Carmen lo miró muy seria. Parecía meditar lo que Salvador acababa de decir.

-No entiendo por qué mataron a Losantos. Bueno, si la muerte de Losantos tiene algo

que ver con todo este asunto…

-Tiene que tener relación. Yo no creo que existan las casualidades- afirmó Salvador.

-Vale, pero por qué lo mataron.

-¡Vete tú a saber lo que ocurriría entre ellos! A lo mejor discutieron por dinero o se fue

de la lengua o yo qué sé. El caso es que lo mataron.

-Y no tenemos ni una sola pista de quien ha sido. Lo único que tenemos es una trama

de especulación urbanística.

Salvador dio la última calada al cigarrillo y lo apagó aplastándolo contra el cenicero.

-Me tomaría otro café- dijo-. ¿Quieres?

Después de que ella negase con la cabeza, levantó la mano señalando la taza vacía y

haciendo un gesto al camarero que atendía la barra. El joven asintió y se volvió hacia la

cafetera.

-Es trabajo que se han tomado- dijo Carmen- para llevarse el centro comercial fuera de

la ciudad y poder destinar el campo de fútbol a espacio verde. ¿Va mucha gente al fútbol los

domingos?

Salvador torció la boca.

-No-dijo-. No demasiada. No se puede decir que la situación del equipo sea muy

boyante. Pero va la suficiente como para que se hubiera liado una muy gorda.

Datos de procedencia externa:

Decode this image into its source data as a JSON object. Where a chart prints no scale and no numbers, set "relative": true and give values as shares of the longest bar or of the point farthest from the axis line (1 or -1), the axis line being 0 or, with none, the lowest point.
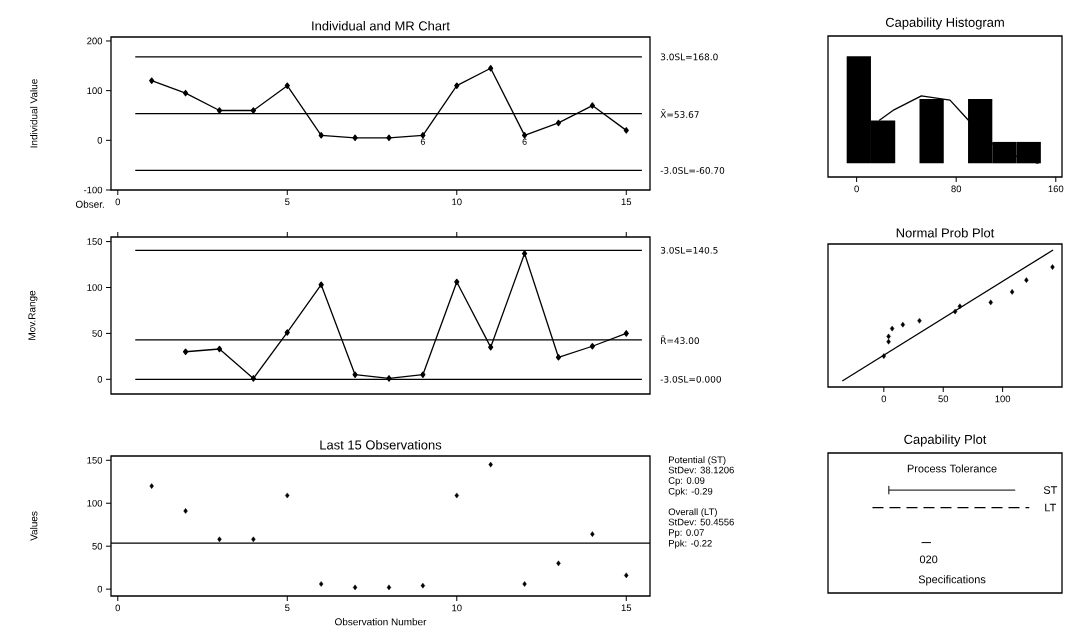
{
  "chart_data": [
    {
      "type": "line",
      "title": "Individual and MR Chart",
      "xlabel": "Obser.",
      "ylabel": "Individual Value",
      "x": [
        1,
        2,
        3,
        4,
        5,
        6,
        7,
        8,
        9,
        10,
        11,
        12,
        13,
        14,
        15
      ],
      "values": [
        120,
        95,
        60,
        60,
        110,
        10,
        5,
        5,
        10,
        110,
        145,
        10,
        35,
        70,
        20
      ],
      "color": "#000000",
      "marker": "diamond",
      "xlim": [
        -0.2,
        15.7
      ],
      "ylim": [
        -100,
        208
      ],
      "xticks": [
        0,
        5,
        10,
        15
      ],
      "yticks": [
        -100,
        0,
        100,
        200
      ],
      "ref_lines": [
        {
          "axis": "y",
          "value": 168.0,
          "label": "3.0SL=168.0"
        },
        {
          "axis": "y",
          "value": 53.67,
          "label": "X̄=53.67"
        },
        {
          "axis": "y",
          "value": -60.7,
          "label": "-3.0SL=-60.70"
        }
      ],
      "annotations": [
        {
          "text": "6",
          "x": 9,
          "y": 10
        },
        {
          "text": "6",
          "x": 12,
          "y": 10
        }
      ]
    },
    {
      "type": "line",
      "ylabel": "Mov.Range",
      "x": [
        2,
        3,
        4,
        5,
        6,
        7,
        8,
        9,
        10,
        11,
        12,
        13,
        14,
        15
      ],
      "values": [
        30,
        33,
        1,
        51,
        103,
        5,
        1,
        5,
        106,
        35,
        137,
        24,
        36,
        50
      ],
      "color": "#000000",
      "marker": "diamond",
      "xlim": [
        -0.2,
        15.7
      ],
      "ylim": [
        -16,
        155
      ],
      "xticks": [
        0,
        5,
        10,
        15
      ],
      "yticks": [
        0,
        50,
        100,
        150
      ],
      "tick_labels": "y",
      "ref_lines": [
        {
          "axis": "y",
          "value": 140.5,
          "label": "3.0SL=140.5"
        },
        {
          "axis": "y",
          "value": 43.0,
          "label": "R̄=43.00"
        },
        {
          "axis": "y",
          "value": 0.0,
          "label": "-3.0SL=0.000"
        }
      ]
    },
    {
      "type": "scatter",
      "title": "Last 15 Observations",
      "xlabel": "Observation Number",
      "ylabel": "Values",
      "x": [
        1,
        2,
        3,
        4,
        5,
        6,
        7,
        8,
        9,
        10,
        11,
        12,
        13,
        14,
        15
      ],
      "values": [
        120,
        91,
        58,
        58,
        109,
        6,
        2,
        2,
        4,
        109,
        145,
        6,
        30,
        64,
        16
      ],
      "color": "#000000",
      "marker": "diamond",
      "xlim": [
        -0.2,
        15.7
      ],
      "ylim": [
        -8,
        155
      ],
      "xticks": [
        0,
        5,
        10,
        15
      ],
      "yticks": [
        0,
        50,
        100,
        150
      ],
      "ref_lines": [
        {
          "axis": "y",
          "value": 53.67
        }
      ],
      "annotations": [
        "Potential (ST)",
        "StDev: 38.1206",
        "Cp: 0.09",
        "Cpk: -0.29",
        "Overall (LT)",
        "StDev: 50.4556",
        "Pp: 0.07",
        "Ppk: -0.22"
      ]
    },
    {
      "type": "histogram",
      "title": "Capability Histogram",
      "relative": true,
      "xlim": [
        -23,
        165
      ],
      "xticks": [
        0,
        80,
        160
      ],
      "tick_labels": "x",
      "series": [
        {
          "type": "histogram",
          "color": "#000000",
          "bins": [
            -8,
            11.5,
            31,
            50.5,
            70,
            89.5,
            109,
            128.5,
            148
          ],
          "values": [
            1,
            0.4,
            0,
            0.6,
            0,
            0.6,
            0.2,
            0.2
          ]
        },
        {
          "type": "line",
          "color": "#000000",
          "x": [
            18,
            30,
            52,
            75,
            90,
            108,
            122,
            146
          ],
          "values": [
            0.4,
            0.5,
            0.63,
            0.59,
            0.4,
            0.19,
            0.09,
            0.0
          ]
        }
      ]
    },
    {
      "type": "scatter",
      "title": "Normal Prob Plot",
      "relative": true,
      "xlim": [
        -47,
        150
      ],
      "xticks": [
        0,
        50,
        100
      ],
      "tick_labels": "x",
      "series": [
        {
          "type": "scatter",
          "color": "#000000",
          "marker": "diamond",
          "x": [
            0,
            4,
            4,
            7,
            16,
            30,
            60,
            64,
            90,
            108,
            120,
            142
          ],
          "values": [
            0.19,
            0.3,
            0.34,
            0.4,
            0.43,
            0.46,
            0.53,
            0.57,
            0.6,
            0.68,
            0.77,
            0.87
          ]
        },
        {
          "type": "line",
          "color": "#000000",
          "x": [
            -35,
            142.5
          ],
          "values": [
            0,
            1
          ]
        }
      ]
    },
    {
      "type": "other",
      "title": "Capability Plot",
      "annotations": [
        "Process Tolerance",
        "ST",
        "LT",
        "020",
        "Specifications"
      ]
    }
  ]
}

-¿Te imaginas que se hubiera hundido una grada? Si hay un informe que dice que

estaba en situación de ruina, podía haber ocurrido cualquier día. Habría sido tremendo.

-Si el informe es cierto, sí. Y supongo que lo será. He estado pensando y se me ha

ocurrido que quien firmó el informe a lo mejor se llama Eduardo Aceves ¿te suena el nombre?

Eduardo Aceves. Claro que le sonaba, era uno de los propietarios de la fundición.

-Claro. ¿Lo firma él?

-No lo sé, pero lo podría firmar. Por lo menos es arquitecto. De eso sí me he enterado.

-Hijos de puta- exclamó Carmen.

-De todos modos es un riesgo calculado. Especulas, no vas al fútbol y te conformas

con la televisión.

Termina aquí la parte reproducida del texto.